Not to say it doesn't exists, but with time i've come very suspicious of people complaints over go. Most of the time those complaints come from people that didn't realize they missed an opportunity to have written a much much more elegant solution to their problem.


or usually just try again with backoff.


just returning the error isn't handling it.


I never said it is, but to handle an error you have to pass it to the caller that can actually do something with it, whether it's trying alternatives, repeating the step, just logging it, or whatever else - a lot of functions just need to pass it on a couple of times and making this verbose in every single case doesn't make sense to me.


My favorite language is Erlang, which is about as far from Go as it gets from an error handling perspective.


Interesting choice. I'd think that as the context is "As many of today’s (2023+) coders do not have a formal CS/SE education" and the goal is education, a more popular language like Javascript or Python (or, heck, even PHP[1] /s) would be used, instead.

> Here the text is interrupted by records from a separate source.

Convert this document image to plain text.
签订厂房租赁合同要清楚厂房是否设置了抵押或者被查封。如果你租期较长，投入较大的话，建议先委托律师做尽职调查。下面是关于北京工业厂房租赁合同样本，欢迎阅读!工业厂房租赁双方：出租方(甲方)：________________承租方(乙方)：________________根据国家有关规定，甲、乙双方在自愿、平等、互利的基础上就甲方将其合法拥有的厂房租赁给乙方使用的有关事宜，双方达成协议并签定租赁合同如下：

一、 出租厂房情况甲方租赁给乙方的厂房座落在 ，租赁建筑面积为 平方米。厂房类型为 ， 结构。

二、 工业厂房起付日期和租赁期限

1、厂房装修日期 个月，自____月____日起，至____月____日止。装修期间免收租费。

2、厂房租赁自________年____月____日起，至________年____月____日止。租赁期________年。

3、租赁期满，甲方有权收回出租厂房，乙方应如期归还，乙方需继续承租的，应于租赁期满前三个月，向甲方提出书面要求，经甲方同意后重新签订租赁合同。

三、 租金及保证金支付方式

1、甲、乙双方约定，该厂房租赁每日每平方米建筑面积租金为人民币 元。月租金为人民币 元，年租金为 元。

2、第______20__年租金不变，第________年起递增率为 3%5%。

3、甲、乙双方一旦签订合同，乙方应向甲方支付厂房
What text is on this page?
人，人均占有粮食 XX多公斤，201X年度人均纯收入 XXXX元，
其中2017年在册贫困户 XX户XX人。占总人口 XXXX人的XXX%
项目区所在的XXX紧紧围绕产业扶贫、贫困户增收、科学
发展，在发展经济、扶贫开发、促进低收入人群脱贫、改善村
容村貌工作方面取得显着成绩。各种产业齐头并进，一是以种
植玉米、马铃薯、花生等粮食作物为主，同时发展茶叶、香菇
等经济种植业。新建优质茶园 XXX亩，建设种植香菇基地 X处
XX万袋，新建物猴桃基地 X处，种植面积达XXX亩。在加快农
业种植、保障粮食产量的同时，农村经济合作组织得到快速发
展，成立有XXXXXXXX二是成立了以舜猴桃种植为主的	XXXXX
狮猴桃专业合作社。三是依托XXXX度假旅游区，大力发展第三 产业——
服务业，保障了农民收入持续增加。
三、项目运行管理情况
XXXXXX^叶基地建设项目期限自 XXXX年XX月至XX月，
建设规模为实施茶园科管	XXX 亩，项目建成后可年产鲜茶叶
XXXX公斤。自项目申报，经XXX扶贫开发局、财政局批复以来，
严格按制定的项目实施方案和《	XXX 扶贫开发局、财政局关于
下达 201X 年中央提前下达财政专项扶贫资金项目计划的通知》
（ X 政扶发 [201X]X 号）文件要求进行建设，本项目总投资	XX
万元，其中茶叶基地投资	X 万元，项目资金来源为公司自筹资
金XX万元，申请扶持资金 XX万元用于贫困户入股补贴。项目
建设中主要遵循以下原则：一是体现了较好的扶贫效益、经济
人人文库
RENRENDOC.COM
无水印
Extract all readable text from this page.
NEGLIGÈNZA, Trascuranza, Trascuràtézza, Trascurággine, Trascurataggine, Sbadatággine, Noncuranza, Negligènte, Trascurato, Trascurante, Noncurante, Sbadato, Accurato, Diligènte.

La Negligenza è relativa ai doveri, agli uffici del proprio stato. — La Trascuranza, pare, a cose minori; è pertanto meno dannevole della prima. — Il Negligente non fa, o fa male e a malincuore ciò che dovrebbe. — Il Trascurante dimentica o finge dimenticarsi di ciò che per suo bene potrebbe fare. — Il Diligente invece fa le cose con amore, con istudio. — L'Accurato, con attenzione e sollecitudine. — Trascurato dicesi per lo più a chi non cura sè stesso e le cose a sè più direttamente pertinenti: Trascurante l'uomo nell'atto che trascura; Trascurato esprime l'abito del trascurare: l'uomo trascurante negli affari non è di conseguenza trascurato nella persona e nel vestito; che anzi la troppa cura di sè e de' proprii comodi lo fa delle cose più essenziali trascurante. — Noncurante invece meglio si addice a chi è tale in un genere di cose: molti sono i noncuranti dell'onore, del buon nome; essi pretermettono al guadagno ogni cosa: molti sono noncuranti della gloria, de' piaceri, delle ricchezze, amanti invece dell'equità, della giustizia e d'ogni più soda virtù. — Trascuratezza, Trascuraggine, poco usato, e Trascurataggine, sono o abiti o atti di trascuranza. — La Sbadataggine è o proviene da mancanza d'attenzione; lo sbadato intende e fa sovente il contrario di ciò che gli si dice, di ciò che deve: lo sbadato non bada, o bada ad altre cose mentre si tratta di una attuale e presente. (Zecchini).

I've taken a look at Go, and while it does seem pretty approachable, it's definitely not nearly as common as Python/JS, and it's always significantly harder for me to learn a new concept when the examples are also in a language I'm unfamiliar with. Maybe that's just me, though.

[1] https://survey.stackoverflow.co/2022/#most-popular-technolog...


I think Go is a pretty good choice for the purpose. It balances high-level ease of use and learning curve with decent access to the system-y parts of coding that are so important to databases. What you learn to do in Go will translate reasonably well to a true systems language if the user wanted to take database engine design to the next level.

Languages like Python or Javascript are so far removed from the system-y side of programming that the way you would implement the concepts in those languages would not translate to the way you would actually build a "real" database which is I think the purpose of the book. I think the objective isn't to teach the abstract concepts but how those concepts are expressed in real systems.


I'm a data engineer and I only know Python. It appears Golang hits a sweetspot on many metrics such as performance, parallelism, ease of use etc and since 2016 there's been a lot of new data products and tools written in Golang. So it makes sense to me that the book would use a popular language for the domain.


Databases really do push runtimes in such a way that I think it makes sense to urge folks to use a system level language, or something close to it. In particular it'd be hard to cover concurrency (and parallelism) properly using vanilla CPython or JS, and I think that would impinge on the lessons learned.

That said, it'd be an interesting read on how to make a DB in pure Python.


I don't normally think of Node and CPython as in the same performance bracket.

Regardless, you can do some crazy things in Node. See these notes about Node and MySQL:

https://github.com/tigerbeetledb/tigerbeetle/blob/main/docs/...


In this context I meant that the parallelism primitives are different than what you'll get in a systems level language, which might make teaching those parts unnecessarily awkward and probably the concepts less translatable to other runtimes.

For sure they've got different performance profiles.

Very impressive what your group was able to do with Node, and continuing on with Zig. It's got me interested in learning more.


you may be interested in this https://github.com/avinassh/py-caskdb


I could be wrong, but my perception is that Go is so opinionated that you'll either write idiomatic Go or use another language. So, from that perspective there's some goodness in using Go as a learner's systems language.


It's opinionated, but it's not _that_ opinionated IMO. You can write awkward Java, shiny C, or whatever idiomatic Go is. Most people I worked with were from .net/Java worlds, and learned just about enough Go to be able to subject others to their coffee bean ideologies.

There's somethings the compiler will fail on like unused variable and the likes, but for the most part you need added static analysis and style checking -- some of which ships with the Go compiler.